世界各国のESL/EFLの教育現場報告が20例紹介されており、外国ではどんな風に英語を学んでいるのかが垣間見えて興味深いです。
また、著者が長年の経験から厳選したスピーキング活動20例や、不成功に終わった授業例が紹介されているのも参考になります。
巻末に収められたESL/EFL関連のwebsiteリストに載っているホームページを実際にいくつか見てみましたが、使えるものがたくさんあり重宝しています。
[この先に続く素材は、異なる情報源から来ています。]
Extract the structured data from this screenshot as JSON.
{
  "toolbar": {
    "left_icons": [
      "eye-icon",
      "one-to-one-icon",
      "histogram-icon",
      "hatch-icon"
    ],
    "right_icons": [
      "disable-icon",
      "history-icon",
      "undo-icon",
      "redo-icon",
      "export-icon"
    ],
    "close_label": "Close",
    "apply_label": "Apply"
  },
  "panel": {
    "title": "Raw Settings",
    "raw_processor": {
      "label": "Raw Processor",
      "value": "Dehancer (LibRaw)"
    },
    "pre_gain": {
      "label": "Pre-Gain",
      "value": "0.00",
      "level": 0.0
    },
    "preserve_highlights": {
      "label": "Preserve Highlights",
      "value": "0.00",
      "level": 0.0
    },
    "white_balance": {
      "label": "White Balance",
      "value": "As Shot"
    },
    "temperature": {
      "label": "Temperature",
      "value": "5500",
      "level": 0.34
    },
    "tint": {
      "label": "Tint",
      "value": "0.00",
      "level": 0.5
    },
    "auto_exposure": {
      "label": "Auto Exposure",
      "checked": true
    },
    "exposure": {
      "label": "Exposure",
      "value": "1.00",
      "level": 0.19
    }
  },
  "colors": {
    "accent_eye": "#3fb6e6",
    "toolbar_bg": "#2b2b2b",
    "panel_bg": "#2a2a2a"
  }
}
これだけの情報がつまった本なので、買っても損はしないと思います。
本書はとてもシンプルな英語で書かれており、耳で聞いても内容がすっと頭にはいりそうな文体です。この本で使われている言い回しは、ネイティヴ・スピーカーとの英語の授業の打ち合わせの際にけっこう使えると思いました。カチカチの書き言葉ではなく、でもある程度のフォーマルさも保っている感じがします。